INILAH PENDAPAT IMAM SYAFI’I rohimahulloh DAN ULAMA MADZHAB SYAFI’I TERKAIT PERMASALAHAN MENGERASKAN DZIKIR SETELAH SHOLAT
INILAH PENDAPAT IMAM SYAFI’I rahimahulloh DAN ULAMA MADZHAB SYAFI’I TERKAIT PERMASALAHAN MENGERASKAN DZIKIR SETELAH SHALAT
Sebelumnya ana awali dengan mengutipkan ayat Qur’an berikut :
وَاذْكُرْ رَبَّكَ فِي نَفْسِكَ تَضَرُّعًا وَخِيفَةً وَدُونَ الْجَهْرِ مِنَ الْقَوْلِ بِالْغُدُوِّ وَالْآصَالِ
"Dan BERDZIKIRLAH DENGAN MENYEBUT TUHANMU dalam hatimu dengan rendah hati dan rasa takut, dan dengan TIDAK MENGERASKAN SUARA, pada waktu PAGI maupun PETANG ". (QS. Al-A'raf: 205)
Berkata IMAM SYAFI’I rahimahullah:
وَأَخْتَارُ لِلْإِمَامِ وَالْمَأْمُومِ أَنْ يَذْكُرَا اللَّهَ بَعْدَ الِانْصِرَافِ مِنْ الصَّلَاةِ وَيُخْفِيَانِ الذِّكْرَ إلَّا أَنْ يَكُونَ إمَامًا يَجِبُ أَنْ يُتَعَلَّمَ مِنْهُ فَيَجْهَرَ حَتَّى يَرَى أَنَّهُ قَدْ تُعُلِّمَ مِنْهُ، ثُمَّ يُسِرُّ فَإِنَّ اللَّهَ عَزَّ وَجَلَّ يَقُولُ: وَلا تَجْهَرْ بِصَلاتِكَ وَلا تُخَافِتْ بِهَا الإسراء: 110 يَعْنِي وَاَللَّهُ تَعَالَى أَعْلَمُ الدُّعَاءَ وَلَا تَجْهَرْ تَرْفَعْ وَلَا تُخَافِتْ حَتَّى لَا تُسْمِعَ نَفْسَك
“Pendapat yang AKU PILIH, BAIK BAGI IMAM MAUPUN MA’MUM setelah SELESAI DARI SHALAT, adalah hendaklah BERDZIKIR Allah, mereka SEMUANYA DENGAN SUARA LIRIH (TIDAK DIKERASKAN, dan hal DIKECUALIKAN HANYA BAGI IMAM YANG (SEMENTARA WAKTU) MENGAJARKAN (PARA MA’MUMNYA YANG BELUM HAFAL DZIKIR SETELAH SHALAT -pent).
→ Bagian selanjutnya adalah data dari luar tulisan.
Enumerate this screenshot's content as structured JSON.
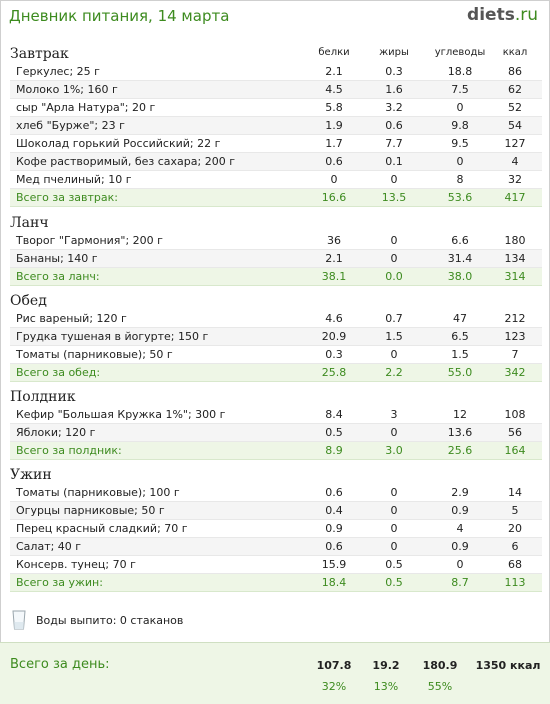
{
  "header": {
    "title": "Дневник питания, 14 марта",
    "logo_main": "diets",
    "logo_suffix": ".ru"
  },
  "columns": {
    "protein": "белки",
    "fat": "жиры",
    "carbs": "углеводы",
    "kcal": "ккал"
  },
  "sections": [
    {
      "title": "Завтрак",
      "items": [
        [
          "Геркулес; 25 г",
          "2.1",
          "0.3",
          "18.8",
          "86"
        ],
        [
          "Молоко 1%; 160 г",
          "4.5",
          "1.6",
          "7.5",
          "62"
        ],
        [
          "сыр \"Арла Натура\"; 20 г",
          "5.8",
          "3.2",
          "0",
          "52"
        ],
        [
          "хлеб \"Бурже\"; 23 г",
          "1.9",
          "0.6",
          "9.8",
          "54"
        ],
        [
          "Шоколад горький Российский; 22 г",
          "1.7",
          "7.7",
          "9.5",
          "127"
        ],
        [
          "Кофе растворимый, без сахара; 200 г",
          "0.6",
          "0.1",
          "0",
          "4"
        ],
        [
          "Мед пчелиный; 10 г",
          "0",
          "0",
          "8",
          "32"
        ]
      ],
      "total": [
        "Всего за завтрак:",
        "16.6",
        "13.5",
        "53.6",
        "417"
      ]
    },
    {
      "title": "Ланч",
      "items": [
        [
          "Творог \"Гармония\"; 200 г",
          "36",
          "0",
          "6.6",
          "180"
        ],
        [
          "Бананы; 140 г",
          "2.1",
          "0",
          "31.4",
          "134"
        ]
      ],
      "total": [
        "Всего за ланч:",
        "38.1",
        "0.0",
        "38.0",
        "314"
      ]
    },
    {
      "title": "Обед",
      "items": [
        [
          "Рис вареный; 120 г",
          "4.6",
          "0.7",
          "47",
          "212"
        ],
        [
          "Грудка тушеная в йогурте; 150 г",
          "20.9",
          "1.5",
          "6.5",
          "123"
        ],
        [
          "Томаты (парниковые); 50 г",
          "0.3",
          "0",
          "1.5",
          "7"
        ]
      ],
      "total": [
        "Всего за обед:",
        "25.8",
        "2.2",
        "55.0",
        "342"
      ]
    },
    {
      "title": "Полдник",
      "items": [
        [
          "Кефир \"Большая Кружка 1%\"; 300 г",
          "8.4",
          "3",
          "12",
          "108"
        ],
        [
          "Яблоки; 120 г",
          "0.5",
          "0",
          "13.6",
          "56"
        ]
      ],
      "total": [
        "Всего за полдник:",
        "8.9",
        "3.0",
        "25.6",
        "164"
      ]
    },
    {
      "title": "Ужин",
      "items": [
        [
          "Томаты (парниковые); 100 г",
          "0.6",
          "0",
          "2.9",
          "14"
        ],
        [
          "Огурцы парниковые; 50 г",
          "0.4",
          "0",
          "0.9",
          "5"
        ],
        [
          "Перец красный сладкий; 70 г",
          "0.9",
          "0",
          "4",
          "20"
        ],
        [
          "Салат; 40 г",
          "0.6",
          "0",
          "0.9",
          "6"
        ],
        [
          "Консерв. тунец; 70 г",
          "15.9",
          "0.5",
          "0",
          "68"
        ]
      ],
      "total": [
        "Всего за ужин:",
        "18.4",
        "0.5",
        "8.7",
        "113"
      ]
    }
  ],
  "water": {
    "text": "Воды выпито: 0 стаканов",
    "icon": "glass-icon"
  },
  "day_total": {
    "label": "Всего за день:",
    "protein": "107.8",
    "fat": "19.2",
    "carbs": "180.9",
    "kcal": "1350 ккал",
    "protein_pct": "32%",
    "fat_pct": "13%",
    "carbs_pct": "55%"
  },
  "colors": {
    "accent": "#3d8b1f",
    "total_bg": "#eef6e6"
  }
}
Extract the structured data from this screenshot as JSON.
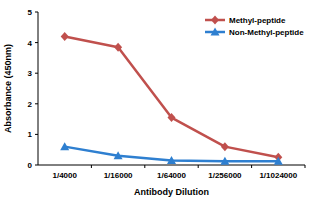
{
  "chart_data": {
    "type": "line",
    "x_label": "Antibody Dilution",
    "y_label": "Absorbance (450nm)",
    "categories": [
      "1/4000",
      "1/16000",
      "1/64000",
      "1/256000",
      "1/1024000"
    ],
    "series": [
      {
        "name": "Methyl-peptide",
        "color": "#c0504d",
        "marker": "diamond",
        "values": [
          4.2,
          3.85,
          1.55,
          0.6,
          0.25
        ]
      },
      {
        "name": "Non-Methyl-peptide",
        "color": "#2e7fd0",
        "marker": "triangle",
        "values": [
          0.6,
          0.3,
          0.15,
          0.12,
          0.12
        ]
      }
    ],
    "ylim": [
      0,
      5
    ],
    "yticks": [
      0,
      1,
      2,
      3,
      4,
      5
    ],
    "grid": false,
    "legend": "upper right"
  }
}
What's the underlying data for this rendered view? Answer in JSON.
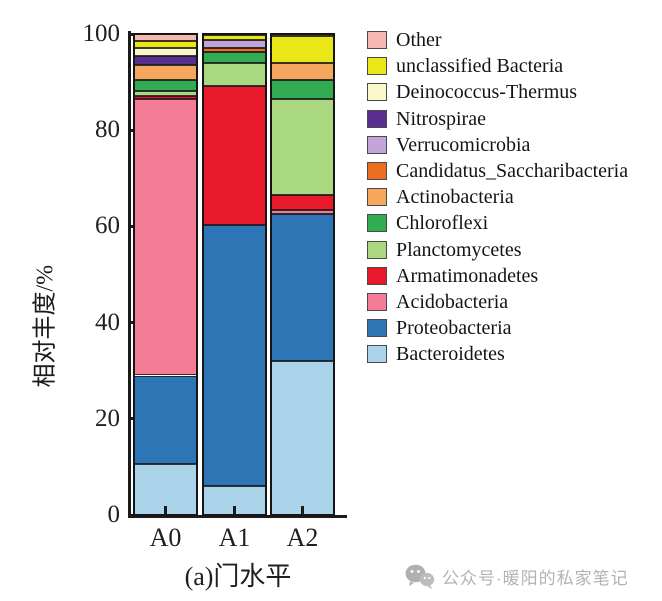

Maka dalam kondisi seperti itu sang imam (BOLEH) mengeraskan bacaan dzikirnya.
Tetapi bila sang imam merasa telah cukup mengajarkan kepada makmumnya (yakni dirasa para ma’mumnya telah hafal dzikir yang biasa dibaca setelah sholat -pent), maka SANG IMAM HENDAKLAH KEMBALI MELIRIHKAN BACAAN DZIKIRNYA TERSEBUT !
Karena Allah Azza wa Jalla berfirman: "Dan JANGANLAH KAMU MENGERASKAN SUARAMU DALAM ‘SHALAT’MU, DAN JANGAN PULA TERLALU MERENDAHKANNYA’. (QS. Al-Isra': 110).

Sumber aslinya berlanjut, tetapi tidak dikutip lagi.